I was at home again, finding borrowed hard disk from Ismail Fahmi on my table. Having enough speculation from previous test with VGA card, I just made sure this conclusion perfect by seeing that even with older, smaller size, hard disk, Atijembar with fail VGA card, could not operate well.

A long awaiting until Monday, 2 February, noon, because in Groningen, shops are open usually at 13.00. I chose the cheapest card from available offering in some computer shops: Radeon 7000, 64MB. Fixing hardware configuration and testing its stability using Windows XP, Debian GNU/Linux was then installed, configurations were reset into proper ones, and backup at last was restored.

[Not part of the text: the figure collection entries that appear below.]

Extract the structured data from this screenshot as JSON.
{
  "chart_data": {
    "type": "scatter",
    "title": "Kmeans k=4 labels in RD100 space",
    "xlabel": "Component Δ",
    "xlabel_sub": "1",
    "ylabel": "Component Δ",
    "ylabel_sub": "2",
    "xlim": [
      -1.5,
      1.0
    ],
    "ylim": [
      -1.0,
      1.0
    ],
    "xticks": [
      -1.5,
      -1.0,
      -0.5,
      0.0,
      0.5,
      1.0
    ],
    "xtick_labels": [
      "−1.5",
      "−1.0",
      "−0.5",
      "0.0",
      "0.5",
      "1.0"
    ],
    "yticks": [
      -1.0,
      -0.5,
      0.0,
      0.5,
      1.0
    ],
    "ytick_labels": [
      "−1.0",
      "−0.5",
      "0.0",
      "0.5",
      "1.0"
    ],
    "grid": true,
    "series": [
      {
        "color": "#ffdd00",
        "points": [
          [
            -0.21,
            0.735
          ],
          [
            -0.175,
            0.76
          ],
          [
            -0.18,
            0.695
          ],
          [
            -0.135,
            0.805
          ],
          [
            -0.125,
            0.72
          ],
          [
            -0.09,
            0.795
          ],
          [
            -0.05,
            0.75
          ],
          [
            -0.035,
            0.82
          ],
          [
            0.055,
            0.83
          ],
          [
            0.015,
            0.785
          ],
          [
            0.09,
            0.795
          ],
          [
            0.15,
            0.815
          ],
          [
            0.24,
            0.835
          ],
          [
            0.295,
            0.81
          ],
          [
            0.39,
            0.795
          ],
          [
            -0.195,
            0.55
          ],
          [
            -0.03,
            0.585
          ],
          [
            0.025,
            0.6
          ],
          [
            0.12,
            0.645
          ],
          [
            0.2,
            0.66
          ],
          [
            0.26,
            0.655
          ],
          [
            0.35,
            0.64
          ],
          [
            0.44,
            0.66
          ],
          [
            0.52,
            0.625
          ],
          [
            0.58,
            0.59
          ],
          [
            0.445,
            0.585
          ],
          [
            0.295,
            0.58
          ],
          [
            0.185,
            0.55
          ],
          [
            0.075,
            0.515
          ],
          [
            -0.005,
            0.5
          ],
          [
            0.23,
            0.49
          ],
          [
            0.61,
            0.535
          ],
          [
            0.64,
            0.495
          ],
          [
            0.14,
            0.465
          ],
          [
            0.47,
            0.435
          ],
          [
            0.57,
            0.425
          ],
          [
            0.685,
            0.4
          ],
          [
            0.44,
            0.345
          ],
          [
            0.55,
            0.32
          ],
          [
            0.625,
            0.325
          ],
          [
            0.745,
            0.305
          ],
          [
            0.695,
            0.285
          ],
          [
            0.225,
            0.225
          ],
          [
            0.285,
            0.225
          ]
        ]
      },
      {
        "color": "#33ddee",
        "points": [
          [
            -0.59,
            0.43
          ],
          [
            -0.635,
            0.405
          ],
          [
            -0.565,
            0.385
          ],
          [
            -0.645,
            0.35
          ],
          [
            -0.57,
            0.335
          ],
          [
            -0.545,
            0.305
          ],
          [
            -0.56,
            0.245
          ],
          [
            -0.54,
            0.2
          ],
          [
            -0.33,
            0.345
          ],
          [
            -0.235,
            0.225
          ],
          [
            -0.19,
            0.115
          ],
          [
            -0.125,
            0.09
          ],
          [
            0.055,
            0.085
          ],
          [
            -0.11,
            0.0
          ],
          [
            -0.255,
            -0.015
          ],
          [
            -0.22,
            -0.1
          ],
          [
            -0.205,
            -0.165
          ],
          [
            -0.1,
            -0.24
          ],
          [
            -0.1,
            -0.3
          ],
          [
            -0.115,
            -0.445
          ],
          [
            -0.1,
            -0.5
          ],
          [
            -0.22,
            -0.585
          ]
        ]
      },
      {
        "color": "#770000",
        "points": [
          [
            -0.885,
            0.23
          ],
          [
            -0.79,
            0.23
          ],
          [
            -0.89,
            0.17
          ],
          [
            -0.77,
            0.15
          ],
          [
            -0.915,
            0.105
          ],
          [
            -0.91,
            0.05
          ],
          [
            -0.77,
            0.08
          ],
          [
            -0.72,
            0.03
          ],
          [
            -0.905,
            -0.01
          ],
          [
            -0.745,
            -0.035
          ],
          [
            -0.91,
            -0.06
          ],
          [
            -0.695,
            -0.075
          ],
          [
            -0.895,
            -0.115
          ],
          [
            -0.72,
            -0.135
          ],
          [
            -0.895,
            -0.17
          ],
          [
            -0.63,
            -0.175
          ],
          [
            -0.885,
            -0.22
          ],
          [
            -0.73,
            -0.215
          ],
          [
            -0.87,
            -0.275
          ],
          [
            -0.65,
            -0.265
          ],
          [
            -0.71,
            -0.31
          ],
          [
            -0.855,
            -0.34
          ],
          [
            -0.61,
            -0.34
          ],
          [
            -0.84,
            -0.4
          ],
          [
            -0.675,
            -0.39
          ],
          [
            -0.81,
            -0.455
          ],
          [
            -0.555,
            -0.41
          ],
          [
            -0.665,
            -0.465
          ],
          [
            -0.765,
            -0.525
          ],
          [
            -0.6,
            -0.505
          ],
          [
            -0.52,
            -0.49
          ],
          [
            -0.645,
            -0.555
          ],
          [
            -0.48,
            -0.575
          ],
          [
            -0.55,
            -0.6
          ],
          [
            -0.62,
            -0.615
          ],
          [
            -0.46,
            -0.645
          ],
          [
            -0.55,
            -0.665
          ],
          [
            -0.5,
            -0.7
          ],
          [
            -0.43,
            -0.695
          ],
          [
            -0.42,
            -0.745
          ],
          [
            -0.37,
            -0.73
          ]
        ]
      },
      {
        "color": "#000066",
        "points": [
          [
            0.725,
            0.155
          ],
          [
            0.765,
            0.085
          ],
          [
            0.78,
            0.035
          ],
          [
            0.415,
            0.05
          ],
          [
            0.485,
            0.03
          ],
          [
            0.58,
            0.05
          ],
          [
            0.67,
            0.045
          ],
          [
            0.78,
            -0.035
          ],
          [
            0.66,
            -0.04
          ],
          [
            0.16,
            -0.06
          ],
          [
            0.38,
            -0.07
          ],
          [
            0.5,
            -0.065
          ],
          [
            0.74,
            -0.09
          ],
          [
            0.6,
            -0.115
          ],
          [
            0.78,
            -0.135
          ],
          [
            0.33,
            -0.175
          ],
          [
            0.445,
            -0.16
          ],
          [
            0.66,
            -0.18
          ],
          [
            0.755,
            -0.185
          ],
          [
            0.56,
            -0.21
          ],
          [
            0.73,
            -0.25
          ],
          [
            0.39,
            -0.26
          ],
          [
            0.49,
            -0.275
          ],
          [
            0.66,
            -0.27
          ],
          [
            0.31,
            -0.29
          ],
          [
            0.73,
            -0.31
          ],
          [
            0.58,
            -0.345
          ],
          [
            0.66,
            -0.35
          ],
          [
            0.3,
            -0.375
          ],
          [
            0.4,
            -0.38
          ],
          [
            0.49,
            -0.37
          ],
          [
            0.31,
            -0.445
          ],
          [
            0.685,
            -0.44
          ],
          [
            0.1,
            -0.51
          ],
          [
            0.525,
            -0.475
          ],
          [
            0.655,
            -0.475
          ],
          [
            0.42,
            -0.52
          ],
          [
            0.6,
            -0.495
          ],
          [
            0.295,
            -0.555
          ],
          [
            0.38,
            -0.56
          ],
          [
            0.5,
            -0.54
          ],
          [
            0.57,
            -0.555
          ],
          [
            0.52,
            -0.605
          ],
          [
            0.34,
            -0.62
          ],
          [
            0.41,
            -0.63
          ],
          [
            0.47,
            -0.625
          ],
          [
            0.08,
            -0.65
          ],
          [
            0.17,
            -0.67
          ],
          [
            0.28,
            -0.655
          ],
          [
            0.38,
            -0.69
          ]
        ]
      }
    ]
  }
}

Tuesday afternoon I opened firewall for Atijembar's service. Some of my friends realized this and notified via email. Wednesday, 4 February, I made announcement to our community that our Website had been activated.

Because this computer is also used by me for working (development), I still fight to install this-and-that to make it comfortable as before. It has some trickies configurations and settings, but that is another story. The most important thing, the web server function, has been reactivated successfully.

My empathy for one of my friends in Bandung who also had hardware problem caused by bad fluctuate electricity that destroyed physically.